From here, we see that LeBron James scores an average amount of 30.3 points per game while the average is around 10. Also considering that there are only two players who are born in 1985, we conclude that it is an outlier in the data. However, we also conclude that although there more younger players in general, the older NBA players are not less efficient than the younger players are. To confirm whether this conclusion holds for other indicators, we create the following graph of effective field goals vs. birth year.

From this graph, we see that there does not exist a significant correlation between mean effective field goals of players and birth year. Therefore, we conclude that the older players are just as efficient at scoring as younger players. We also suspect that the peak at the year of 1982 is also an outlier, which is confirmed by the following table, as Joe Johnson is the only player who is born in the year of 1982, and he has only played one game so far.

##      Rk      Player Pos Age  Tm G GS MP FG FGA FG. X3P X3PA X3P. X2P X2PA X2P.
## 383 285 Joe Johnson  SG  40 BOS 1  0  2  1   1   1   0    0    0   1    1    1
##     eFG. FT FTA FT. ORB DRB TRB AST STL BLK TOV PF PTS birthyear
## 383    1  0   0   0   0   0   0   0   0   0   0  0   2      1982

Apart from efficiency, we are also interested to learn whether the birth year of the players affects what positions they play in the team. Therefore, we created the plot above, illustrating the number of NBA players by birth year grouped by positions.

From this, we see that each curve shows similar trends as each of them are skewed to the left, thereby to conclude that all the curves tell the similar trend: there tend to be more younger players than older players in each position, and the difference between each position is insignificant.

Conclusion

Through the various visualizations that we have shown above, we have explored a variety of interesting assumptions about the possible relationships between variables as well as other information in the data set.

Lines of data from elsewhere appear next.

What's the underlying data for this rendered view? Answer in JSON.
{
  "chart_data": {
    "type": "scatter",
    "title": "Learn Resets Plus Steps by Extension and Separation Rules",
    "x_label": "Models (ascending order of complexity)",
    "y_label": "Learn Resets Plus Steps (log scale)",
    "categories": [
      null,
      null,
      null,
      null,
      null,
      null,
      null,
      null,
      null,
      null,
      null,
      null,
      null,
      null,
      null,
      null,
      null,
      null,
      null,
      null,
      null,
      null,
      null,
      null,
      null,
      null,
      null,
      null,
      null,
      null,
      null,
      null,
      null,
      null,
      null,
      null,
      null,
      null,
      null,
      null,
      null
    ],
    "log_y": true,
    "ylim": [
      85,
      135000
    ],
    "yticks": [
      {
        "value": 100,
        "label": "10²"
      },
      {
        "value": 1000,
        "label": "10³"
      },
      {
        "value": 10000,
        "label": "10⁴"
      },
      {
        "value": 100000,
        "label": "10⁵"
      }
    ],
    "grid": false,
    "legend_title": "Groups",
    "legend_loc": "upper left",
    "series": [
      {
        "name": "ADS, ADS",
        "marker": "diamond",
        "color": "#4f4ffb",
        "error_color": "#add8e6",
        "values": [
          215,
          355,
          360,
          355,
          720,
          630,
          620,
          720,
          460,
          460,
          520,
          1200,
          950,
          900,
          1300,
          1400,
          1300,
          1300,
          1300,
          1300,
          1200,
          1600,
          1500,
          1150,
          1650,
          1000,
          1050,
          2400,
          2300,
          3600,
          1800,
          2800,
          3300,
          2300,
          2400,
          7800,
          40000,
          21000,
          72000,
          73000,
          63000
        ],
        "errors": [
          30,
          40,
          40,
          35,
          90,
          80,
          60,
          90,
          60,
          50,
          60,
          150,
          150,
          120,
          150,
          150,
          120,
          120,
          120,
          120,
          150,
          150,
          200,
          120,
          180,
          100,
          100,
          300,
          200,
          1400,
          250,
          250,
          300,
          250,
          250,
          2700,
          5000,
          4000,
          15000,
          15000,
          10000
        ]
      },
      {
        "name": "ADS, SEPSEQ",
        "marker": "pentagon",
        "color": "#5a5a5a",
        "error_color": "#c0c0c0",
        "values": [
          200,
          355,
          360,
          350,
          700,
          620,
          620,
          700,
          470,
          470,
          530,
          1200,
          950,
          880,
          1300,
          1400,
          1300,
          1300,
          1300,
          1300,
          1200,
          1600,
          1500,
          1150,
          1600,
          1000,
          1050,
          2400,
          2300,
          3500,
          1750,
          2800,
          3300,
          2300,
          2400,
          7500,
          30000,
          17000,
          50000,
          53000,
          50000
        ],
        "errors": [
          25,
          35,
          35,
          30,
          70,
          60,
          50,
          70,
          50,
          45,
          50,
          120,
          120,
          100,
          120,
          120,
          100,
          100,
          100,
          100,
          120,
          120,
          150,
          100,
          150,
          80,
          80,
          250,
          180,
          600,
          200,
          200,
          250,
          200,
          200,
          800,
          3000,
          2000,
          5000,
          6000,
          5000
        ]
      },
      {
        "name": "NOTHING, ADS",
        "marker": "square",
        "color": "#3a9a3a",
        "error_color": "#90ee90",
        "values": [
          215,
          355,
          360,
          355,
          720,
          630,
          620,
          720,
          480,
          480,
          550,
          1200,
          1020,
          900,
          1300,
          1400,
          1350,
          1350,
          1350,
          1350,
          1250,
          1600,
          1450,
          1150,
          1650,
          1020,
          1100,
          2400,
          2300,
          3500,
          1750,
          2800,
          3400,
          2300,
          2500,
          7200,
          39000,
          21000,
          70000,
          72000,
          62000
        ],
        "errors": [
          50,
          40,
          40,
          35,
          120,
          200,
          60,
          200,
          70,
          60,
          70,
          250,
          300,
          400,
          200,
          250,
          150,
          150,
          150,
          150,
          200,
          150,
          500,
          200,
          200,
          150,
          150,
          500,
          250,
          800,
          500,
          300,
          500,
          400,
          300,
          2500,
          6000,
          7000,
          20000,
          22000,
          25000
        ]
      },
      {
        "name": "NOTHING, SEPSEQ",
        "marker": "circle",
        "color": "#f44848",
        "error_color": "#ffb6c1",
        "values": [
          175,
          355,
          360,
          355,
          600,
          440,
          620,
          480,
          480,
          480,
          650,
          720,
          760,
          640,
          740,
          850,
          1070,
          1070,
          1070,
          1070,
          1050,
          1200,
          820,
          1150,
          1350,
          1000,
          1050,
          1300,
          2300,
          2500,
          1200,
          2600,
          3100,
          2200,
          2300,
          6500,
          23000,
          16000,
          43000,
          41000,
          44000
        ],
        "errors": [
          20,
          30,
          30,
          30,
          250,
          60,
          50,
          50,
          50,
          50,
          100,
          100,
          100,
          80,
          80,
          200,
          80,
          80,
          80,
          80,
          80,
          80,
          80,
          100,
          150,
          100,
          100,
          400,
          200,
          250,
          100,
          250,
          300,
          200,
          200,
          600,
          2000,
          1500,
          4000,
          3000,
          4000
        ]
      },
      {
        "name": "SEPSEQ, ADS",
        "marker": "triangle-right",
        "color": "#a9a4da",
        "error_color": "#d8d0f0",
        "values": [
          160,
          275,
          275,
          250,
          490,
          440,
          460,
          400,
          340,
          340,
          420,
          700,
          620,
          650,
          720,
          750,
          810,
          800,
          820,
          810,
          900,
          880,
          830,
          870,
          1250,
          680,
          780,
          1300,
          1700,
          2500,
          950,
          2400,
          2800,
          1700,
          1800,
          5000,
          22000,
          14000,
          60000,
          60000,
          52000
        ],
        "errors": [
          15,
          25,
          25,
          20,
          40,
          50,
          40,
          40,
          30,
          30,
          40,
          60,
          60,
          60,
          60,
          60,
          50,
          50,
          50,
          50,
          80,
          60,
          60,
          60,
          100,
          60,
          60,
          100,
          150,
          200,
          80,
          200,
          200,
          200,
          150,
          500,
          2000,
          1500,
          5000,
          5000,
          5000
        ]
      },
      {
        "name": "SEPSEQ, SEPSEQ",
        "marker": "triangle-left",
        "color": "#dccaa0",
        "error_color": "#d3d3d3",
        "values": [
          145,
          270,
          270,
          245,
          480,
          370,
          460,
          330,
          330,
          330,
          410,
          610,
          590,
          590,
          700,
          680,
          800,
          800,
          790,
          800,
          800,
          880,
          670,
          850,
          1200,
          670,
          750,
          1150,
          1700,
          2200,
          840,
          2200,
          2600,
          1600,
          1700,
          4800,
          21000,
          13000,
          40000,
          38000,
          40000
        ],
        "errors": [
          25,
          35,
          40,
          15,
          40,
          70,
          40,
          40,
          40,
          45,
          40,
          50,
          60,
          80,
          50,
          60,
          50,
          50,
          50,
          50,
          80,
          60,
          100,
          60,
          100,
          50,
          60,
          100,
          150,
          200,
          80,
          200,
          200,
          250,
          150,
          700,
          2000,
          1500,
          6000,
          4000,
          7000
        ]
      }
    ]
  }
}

We have learned that counter-intuitively, player efficiency actually does not decrease with an increase in age, and intuitively, those who shoot closer to the basket score more efficiently, the players with positions that allows them to move more on offense are better at shooting free throws, players who score a lot are also decently efficient scorers, and finally, that there are more younger players than older players in the league. In the process, we explored the relationship between performance and position, performance with age, and even explored interesting things like the most common first and last names of players in the NBA.

Beside our three research questions, there were additional questions that may have been formed from this data set. An area of further investigation would be diving into deeper correlations amongst the variables and their positions and understanding why data may be skewed for different position. We briefly touched upon this with the PCA. Another topic of interest would be examining how turnovers and personal fouls per game affect the minutes played conditioned on the players’ position.